Who This Helps
You're a junior analyst who just finished a competitor claim audit. Now you need to turn that noise into a positioning strategy your team can actually execute. You want to ship clean analysis with clear recommendations – and get a green light from stakeholders.
Mini Case
Zaid, a junior analyst at a B2B SaaS company, spent 12 hours collecting competitor claims. He found 47 claims, but only 8 were backed by real evidence. The rest were marketing fluff. Zaid used the Market Intelligence & Positioning course to build a positioning grid with 3 comparable criteria. His VP approved the strategy in one meeting. No rework. No confusion.
Do This Now (5 Steps)
- Pull your top 5 competitor claims from your audit. Pick only those with hard evidence (case studies, revenue data, product specs).
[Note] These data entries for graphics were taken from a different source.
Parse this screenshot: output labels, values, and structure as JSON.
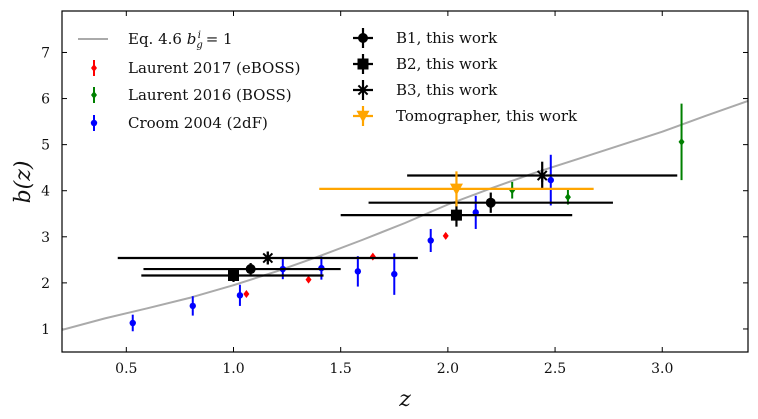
{
  "chart_data": {
    "type": "scatter",
    "title": "",
    "xlabel": "z",
    "ylabel": "b(z)",
    "xlim": [
      0.2,
      3.4
    ],
    "ylim": [
      0.5,
      7.9
    ],
    "xticks": [
      "0.5",
      "1.0",
      "1.5",
      "2.0",
      "2.5",
      "3.0"
    ],
    "xtick_values": [
      0.5,
      1.0,
      1.5,
      2.0,
      2.5,
      3.0
    ],
    "yticks": [
      "1",
      "2",
      "3",
      "4",
      "5",
      "6",
      "7"
    ],
    "ytick_values": [
      1,
      2,
      3,
      4,
      5,
      6,
      7
    ],
    "legend_position": "top-left",
    "curve": {
      "name": "Eq. 4.6 b_g^i = 1",
      "label_prefix": "Eq. 4.6 ",
      "label_math": "b",
      "label_sub": "g",
      "label_sup": "i",
      "label_suffix": " = 1",
      "color": "#aaaaaa",
      "x": [
        0.2,
        0.4,
        0.6,
        0.8,
        1.0,
        1.2,
        1.4,
        1.6,
        1.8,
        2.0,
        2.2,
        2.4,
        2.6,
        2.8,
        3.0,
        3.2,
        3.4
      ],
      "y": [
        0.98,
        1.23,
        1.45,
        1.68,
        1.95,
        2.25,
        2.58,
        2.93,
        3.3,
        3.7,
        4.05,
        4.38,
        4.68,
        4.98,
        5.28,
        5.62,
        5.95
      ]
    },
    "series": [
      {
        "name": "Laurent 2017 (eBOSS)",
        "color": "#ff0000",
        "marker": "diamond",
        "points": [
          {
            "x": 1.06,
            "y": 1.76,
            "yerr": 0.04
          },
          {
            "x": 1.35,
            "y": 2.07,
            "yerr": 0.05
          },
          {
            "x": 1.65,
            "y": 2.57,
            "yerr": 0.05
          },
          {
            "x": 1.99,
            "y": 3.02,
            "yerr": 0.06
          }
        ]
      },
      {
        "name": "Laurent 2016 (BOSS)",
        "color": "#008000",
        "marker": "diamond",
        "points": [
          {
            "x": 2.3,
            "y": 4.01,
            "yerr": 0.18
          },
          {
            "x": 2.56,
            "y": 3.86,
            "yerr": 0.16
          },
          {
            "x": 3.09,
            "y": 5.06,
            "yerr": 0.83
          }
        ]
      },
      {
        "name": "Croom 2004 (2dF)",
        "color": "#0000ff",
        "marker": "circle",
        "points": [
          {
            "x": 0.53,
            "y": 1.13,
            "yerr": 0.18
          },
          {
            "x": 0.81,
            "y": 1.5,
            "yerr": 0.21
          },
          {
            "x": 1.03,
            "y": 1.73,
            "yerr": 0.23
          },
          {
            "x": 1.23,
            "y": 2.3,
            "yerr": 0.22
          },
          {
            "x": 1.41,
            "y": 2.32,
            "yerr": 0.25
          },
          {
            "x": 1.58,
            "y": 2.25,
            "yerr": 0.33
          },
          {
            "x": 1.75,
            "y": 2.19,
            "yerr": 0.45
          },
          {
            "x": 1.92,
            "y": 2.92,
            "yerr": 0.25
          },
          {
            "x": 2.13,
            "y": 3.53,
            "yerr": 0.36
          },
          {
            "x": 2.48,
            "y": 4.23,
            "yerr": 0.55
          }
        ]
      },
      {
        "name": "B1, this work",
        "color": "#000000",
        "marker": "circle",
        "points": [
          {
            "x": 1.08,
            "y": 2.3,
            "xerr": [
              0.5,
              0.42
            ],
            "yerr": 0.13
          },
          {
            "x": 2.2,
            "y": 3.74,
            "xerr": [
              0.57,
              0.57
            ],
            "yerr": 0.22
          }
        ]
      },
      {
        "name": "B2, this work",
        "color": "#000000",
        "marker": "square",
        "points": [
          {
            "x": 1.0,
            "y": 2.16,
            "xerr": [
              0.43,
              0.42
            ],
            "yerr": 0.14
          },
          {
            "x": 2.04,
            "y": 3.47,
            "xerr": [
              0.54,
              0.54
            ],
            "yerr": 0.25
          }
        ]
      },
      {
        "name": "B3, this work",
        "color": "#000000",
        "marker": "star",
        "points": [
          {
            "x": 1.16,
            "y": 2.54,
            "xerr": [
              0.7,
              0.7
            ],
            "yerr": 0.14
          },
          {
            "x": 2.44,
            "y": 4.33,
            "xerr": [
              0.63,
              0.63
            ],
            "yerr": 0.3
          }
        ]
      },
      {
        "name": "Tomographer, this work",
        "color": "#ffa500",
        "marker": "triangle-down",
        "points": [
          {
            "x": 2.04,
            "y": 4.04,
            "xerr": [
              0.64,
              0.64
            ],
            "yerr": 0.38
          }
        ]
      }
    ]
  }
}
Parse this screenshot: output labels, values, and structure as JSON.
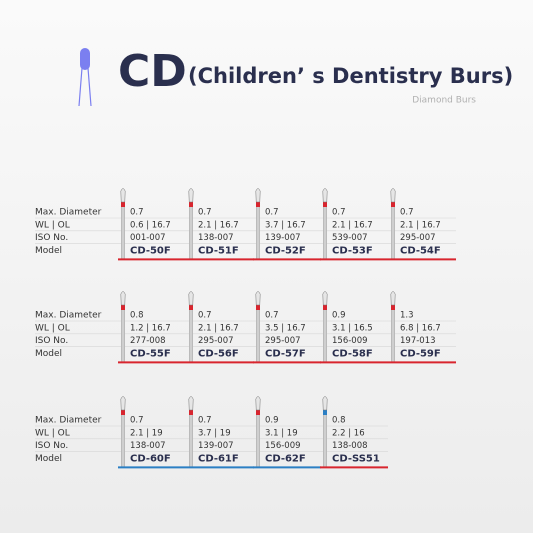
{
  "header": {
    "title": "CD",
    "subtitle": "(Children’ s Dentistry Burs)",
    "caption": "Diamond Burs"
  },
  "groups": [
    {
      "row_labels": [
        "Max. Diameter",
        "WL | OL",
        "ISO No.",
        "Model"
      ],
      "items": [
        {
          "diameter": "0.7",
          "wl_ol": "0.6 | 16.7",
          "iso": "001-007",
          "model": "CD-50F",
          "stripe": "#d8252e",
          "underline": "#d8252e"
        },
        {
          "diameter": "0.7",
          "wl_ol": "2.1 | 16.7",
          "iso": "138-007",
          "model": "CD-51F",
          "stripe": "#d8252e",
          "underline": "#d8252e"
        },
        {
          "diameter": "0.7",
          "wl_ol": "3.7 | 16.7",
          "iso": "139-007",
          "model": "CD-52F",
          "stripe": "#d8252e",
          "underline": "#d8252e"
        },
        {
          "diameter": "0.7",
          "wl_ol": "2.1 | 16.7",
          "iso": "539-007",
          "model": "CD-53F",
          "stripe": "#d8252e",
          "underline": "#d8252e"
        },
        {
          "diameter": "0.7",
          "wl_ol": "2.1 | 16.7",
          "iso": "295-007",
          "model": "CD-54F",
          "stripe": "#d8252e",
          "underline": "#d8252e"
        }
      ]
    },
    {
      "row_labels": [
        "Max. Diameter",
        "WL | OL",
        "ISO No.",
        "Model"
      ],
      "items": [
        {
          "diameter": "0.8",
          "wl_ol": "1.2 | 16.7",
          "iso": "277-008",
          "model": "CD-55F",
          "stripe": "#d8252e",
          "underline": "#d8252e"
        },
        {
          "diameter": "0.7",
          "wl_ol": "2.1 | 16.7",
          "iso": "295-007",
          "model": "CD-56F",
          "stripe": "#d8252e",
          "underline": "#d8252e"
        },
        {
          "diameter": "0.7",
          "wl_ol": "3.5 | 16.7",
          "iso": "295-007",
          "model": "CD-57F",
          "stripe": "#d8252e",
          "underline": "#d8252e"
        },
        {
          "diameter": "0.9",
          "wl_ol": "3.1 | 16.5",
          "iso": "156-009",
          "model": "CD-58F",
          "stripe": "#d8252e",
          "underline": "#d8252e"
        },
        {
          "diameter": "1.3",
          "wl_ol": "6.8 | 16.7",
          "iso": "197-013",
          "model": "CD-59F",
          "stripe": "#d8252e",
          "underline": "#d8252e"
        }
      ]
    },
    {
      "row_labels": [
        "Max. Diameter",
        "WL | OL",
        "ISO No.",
        "Model"
      ],
      "items": [
        {
          "diameter": "0.7",
          "wl_ol": "2.1 | 19",
          "iso": "138-007",
          "model": "CD-60F",
          "stripe": "#d8252e",
          "underline": "#2b7fc4"
        },
        {
          "diameter": "0.7",
          "wl_ol": "3.7 | 19",
          "iso": "139-007",
          "model": "CD-61F",
          "stripe": "#d8252e",
          "underline": "#2b7fc4"
        },
        {
          "diameter": "0.9",
          "wl_ol": "3.1 | 19",
          "iso": "156-009",
          "model": "CD-62F",
          "stripe": "#d8252e",
          "underline": "#2b7fc4"
        },
        {
          "diameter": "0.8",
          "wl_ol": "2.2 | 16",
          "iso": "138-008",
          "model": "CD-SS51",
          "stripe": "#2b7fc4",
          "underline": "#d8252e"
        }
      ]
    }
  ]
}
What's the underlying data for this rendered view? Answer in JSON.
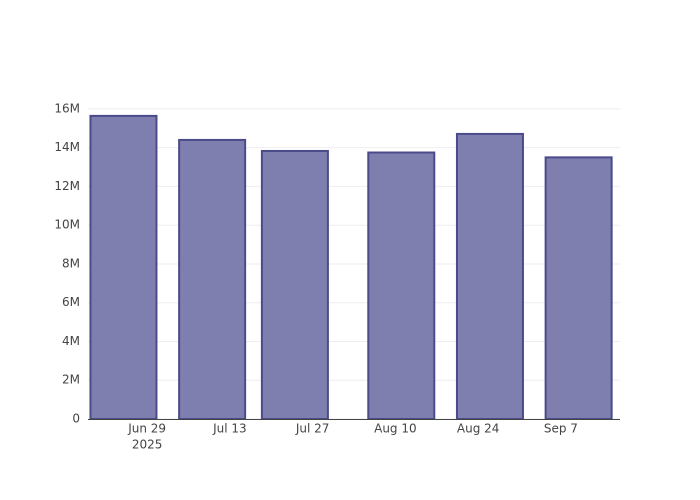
{
  "chart_data": {
    "type": "bar",
    "x": [
      "2025-06-25",
      "2025-07-10",
      "2025-07-24",
      "2025-08-11",
      "2025-08-26",
      "2025-09-10"
    ],
    "values": [
      15640000,
      14400000,
      13830000,
      13750000,
      14710000,
      13500000
    ],
    "color": "#7f7faf",
    "edge_color": "#4b4b8a",
    "xlim": [
      "2025-06-19",
      "2025-09-17"
    ],
    "xticks": [
      {
        "value": "2025-06-29",
        "label": [
          "Jun 29",
          "2025"
        ]
      },
      {
        "value": "2025-07-13",
        "label": [
          "Jul 13"
        ]
      },
      {
        "value": "2025-07-27",
        "label": [
          "Jul 27"
        ]
      },
      {
        "value": "2025-08-10",
        "label": [
          "Aug 10"
        ]
      },
      {
        "value": "2025-08-24",
        "label": [
          "Aug 24"
        ]
      },
      {
        "value": "2025-09-07",
        "label": [
          "Sep 7"
        ]
      }
    ],
    "ylim": [
      0,
      16460000
    ],
    "yticks": [
      {
        "value": 0,
        "label": "0"
      },
      {
        "value": 2000000,
        "label": "2M"
      },
      {
        "value": 4000000,
        "label": "4M"
      },
      {
        "value": 6000000,
        "label": "6M"
      },
      {
        "value": 8000000,
        "label": "8M"
      },
      {
        "value": 10000000,
        "label": "10M"
      },
      {
        "value": 12000000,
        "label": "12M"
      },
      {
        "value": 14000000,
        "label": "14M"
      },
      {
        "value": 16000000,
        "label": "16M"
      }
    ],
    "grid": true
  }
}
- Define 3 criteria that matter to your ICP. For example: time to value, integration ease, or customer support quality.
- Score each competitor on a scale of 1 to 5 for each criterion. Be honest – your product won't win everywhere.
- Identify your wedge – the one criterion where you clearly beat everyone. That's your positioning anchor.
- Write one sentence that states your position. Example: "We help mid-market teams reduce onboarding time by 40% compared to competitors."
Avoid These Traps
- Using every competitor claim. Most are noise. Stick to evidence-backed claims only.
- Picking too many criteria. Three is plenty. More than five and your grid becomes a mess.
- Forgetting your ICP. A grid that works for enterprise might fail for SMBs. Keep your audience in mind.
- Hiding your weaknesses. Stakeholders will spot them anyway. Better to acknowledge tradeoffs upfront.
- Skipping the win-loss data. Your own lost deals tell you exactly where competitors beat you. Use that.
Your Win by Friday
By end of week, you'll have a one-page positioning artifact that your team can use for messaging, product decisions, and sales plays. No more vague strategy docs. Just a clean grid with clear bets and guardrails. And yes, you'll look like the analyst who actually gets things done.
Bonus: Your stakeholders will stop asking for "more data" because your recommendations will be backed by evidence, not opinions.